Dungeon Meshi begins generically enough, with a party of adventurers getting wiped out by a dragon in the lower levels of a dungeon. The dragon ends up eating Falin, the healer of the party, just after she casts a spell to teleport her companions to the surface. The party then sets out to slay the dragon so they can revive Falin from her corpse. There’s just one small problem. Falin is being digested, so the adventurers have to hurry back to the depths of the dungeon if they don’t want to be stuck with the near-impossible task of reviving her from her bones alone. They’re also broke to the point of being unable to afford to feed themselves, which is where the party-leader Laios comes up with the genius idea of replacing regular rations with monsters.

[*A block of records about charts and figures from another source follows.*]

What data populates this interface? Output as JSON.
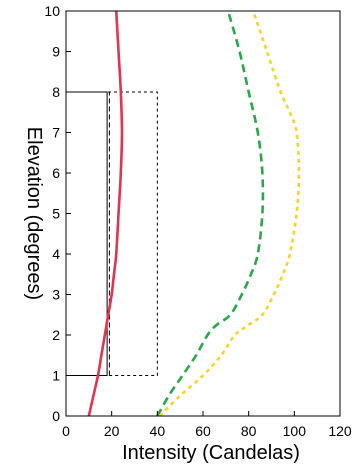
{
  "chart_data": {
    "type": "line",
    "title": "",
    "xlabel": "Intensity  (Candelas)",
    "ylabel": "Elevation (degrees)",
    "xlim": [
      0,
      120
    ],
    "ylim": [
      0,
      10
    ],
    "x_ticks": [
      0,
      20,
      40,
      60,
      80,
      100,
      120
    ],
    "y_ticks": [
      0,
      1,
      2,
      3,
      4,
      5,
      6,
      7,
      8,
      9,
      10
    ],
    "grid": false,
    "legend": "none",
    "series": [
      {
        "color": "#e0344f",
        "style": "solid",
        "points": [
          [
            10,
            0
          ],
          [
            12,
            0.5
          ],
          [
            14,
            1
          ],
          [
            15.5,
            1.5
          ],
          [
            17,
            2
          ],
          [
            18.5,
            2.5
          ],
          [
            20,
            3
          ],
          [
            21,
            3.5
          ],
          [
            22,
            4
          ],
          [
            23,
            5
          ],
          [
            24,
            6
          ],
          [
            24.5,
            7
          ],
          [
            24,
            8
          ],
          [
            23,
            9
          ],
          [
            22,
            10
          ]
        ]
      },
      {
        "color": "#2ba64a",
        "style": "dashed",
        "points": [
          [
            40,
            0
          ],
          [
            45,
            0.5
          ],
          [
            51,
            1
          ],
          [
            57,
            1.5
          ],
          [
            62,
            2
          ],
          [
            66,
            2.25
          ],
          [
            72,
            2.5
          ],
          [
            77,
            3
          ],
          [
            81,
            3.5
          ],
          [
            84,
            4
          ],
          [
            86,
            5
          ],
          [
            86,
            6
          ],
          [
            84,
            7
          ],
          [
            80,
            8
          ],
          [
            76,
            9
          ],
          [
            71,
            10
          ]
        ]
      },
      {
        "color": "#f5d42c",
        "style": "dotted",
        "points": [
          [
            41,
            0
          ],
          [
            50,
            0.5
          ],
          [
            60,
            1
          ],
          [
            68,
            1.5
          ],
          [
            74,
            2
          ],
          [
            80,
            2.25
          ],
          [
            86,
            2.5
          ],
          [
            91,
            3
          ],
          [
            95,
            3.5
          ],
          [
            98,
            4
          ],
          [
            101,
            5
          ],
          [
            102,
            6
          ],
          [
            101,
            7
          ],
          [
            98,
            7.5
          ],
          [
            94,
            8
          ],
          [
            88,
            9
          ],
          [
            82,
            10
          ]
        ]
      }
    ],
    "regions": [
      {
        "style": "solid",
        "x": [
          0,
          18
        ],
        "y": [
          1,
          8
        ]
      },
      {
        "style": "dashed",
        "x": [
          0,
          40
        ],
        "y": [
          1,
          8
        ]
      }
    ],
    "guides": [
      {
        "style": "dashed",
        "x": 19,
        "y": [
          1,
          8
        ]
      }
    ]
  }
}
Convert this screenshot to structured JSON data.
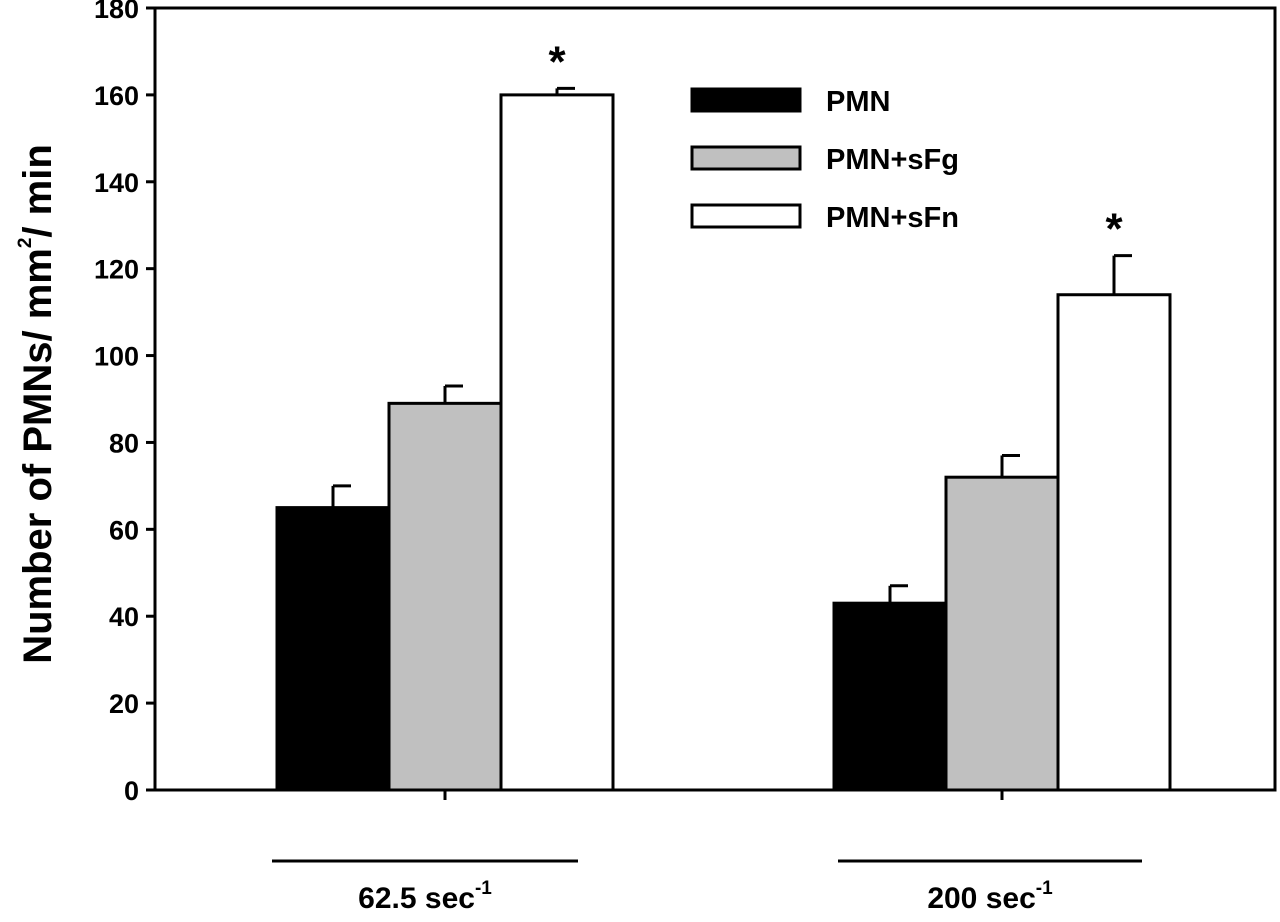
{
  "chart_data": {
    "type": "bar",
    "title": "",
    "xlabel": "",
    "ylabel": "Number of PMNs/ mm²/ min",
    "ylabel_parts": {
      "before": "Number of PMNs/ mm",
      "sup": "2",
      "after": "/ min"
    },
    "ylim": [
      0,
      180
    ],
    "yticks": [
      "0",
      "20",
      "40",
      "60",
      "80",
      "100",
      "120",
      "140",
      "160",
      "180"
    ],
    "categories": [
      "62.5 sec-1",
      "200 sec-1"
    ],
    "category_labels": [
      {
        "base": "62.5 sec",
        "sup": "-1"
      },
      {
        "base": "200 sec",
        "sup": "-1"
      }
    ],
    "series": [
      {
        "name": "PMN",
        "color": "#000000",
        "values": [
          65,
          43
        ],
        "errors": [
          5,
          4
        ]
      },
      {
        "name": "PMN+sFg",
        "color": "#c0c0c0",
        "values": [
          89,
          72
        ],
        "errors": [
          4,
          5
        ]
      },
      {
        "name": "PMN+sFn",
        "color": "#ffffff",
        "values": [
          160,
          114
        ],
        "errors": [
          1.5,
          9
        ]
      }
    ],
    "annotations": [
      {
        "text": "*",
        "category": 0,
        "series": 2
      },
      {
        "text": "*",
        "category": 1,
        "series": 2
      }
    ],
    "legend": {
      "position": "top-right"
    },
    "grid": false
  }
}
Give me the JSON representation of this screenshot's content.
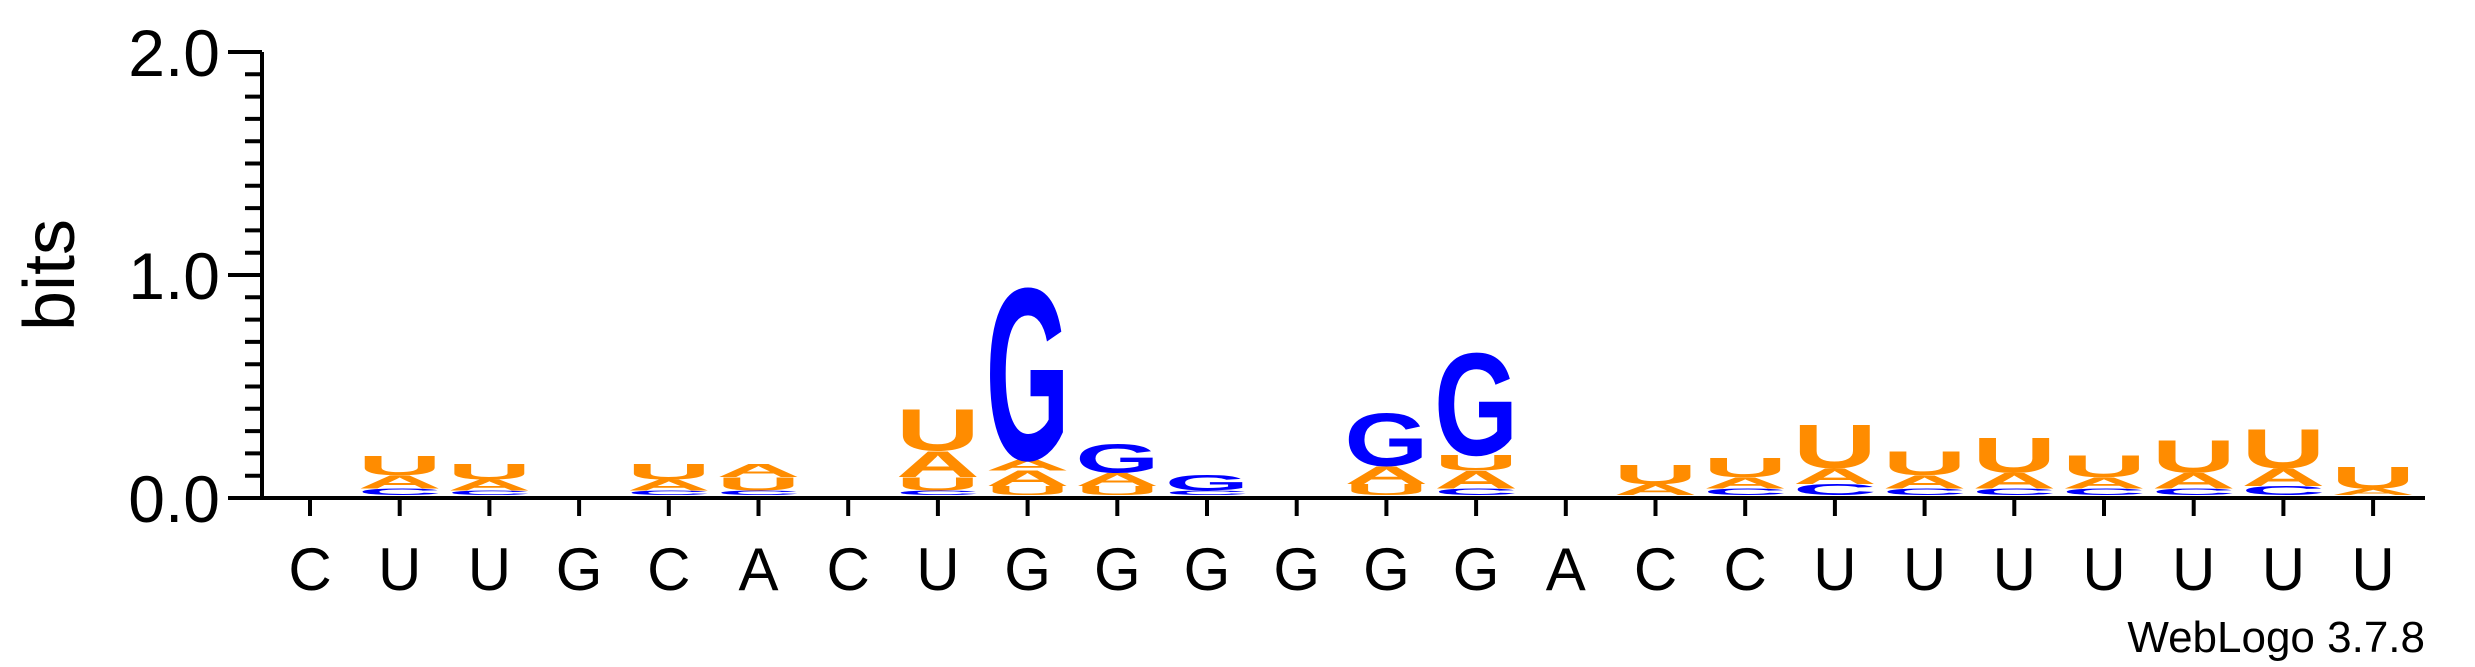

A swath of other problems crop up. Laios sucks at cooking, and Marcille and Chilchuk, the party’s mage and lockpick, are repulsed by the mere thought of eating the monsters that prowl around the dungeon. Enter Senshi, a mysterious dwarf who randomly approaches the party and offers to help them cook monsters. Any given chapter early on usually sees the party run into, defeat, and cook a new monster. Laios and Senshi then rejoice at getting to try a new dungeon meal, and Marcille and others freak out until they try some and realize that it actually tastes pretty good. Rinse dishes and repeat. This simple monster meal of the week formula gets more complicated as the manga continues and we learn about the nature of the dungeon and the backstories of the various party members. Although it’s unlikely that all twists and turns of Dungeon Meshi were planned from the start, the early chapters hold up surprisingly well upon a reread and often subtly foreshadow later events. It’s also a delight to watch the main cast grow to care about each other on a more personal level as they learn to appreciate the surprising intricacy of the dungeon’s ecology.

From its very first chapter, Dungeon Meshi epitomizes the truism “eat or be eaten,” and despite all its comedy and slice of life elements, it doesn’t shy away from depicting the often gruesome realities of its fantasy food chain. Later on in the manga, the simple fact of killing and eating in order to live becomes inextricably tied to desires in general. Just as one has to kill and eat other living beings in order to live, one’s desires can often only be fulfilled at the expense of the desires of others. Thankfully, Dungeon Meshi does not shove this message down the reader’s throat but tastefully builds to it over a slow-burn of cooking and comedy. My compliments to the chef!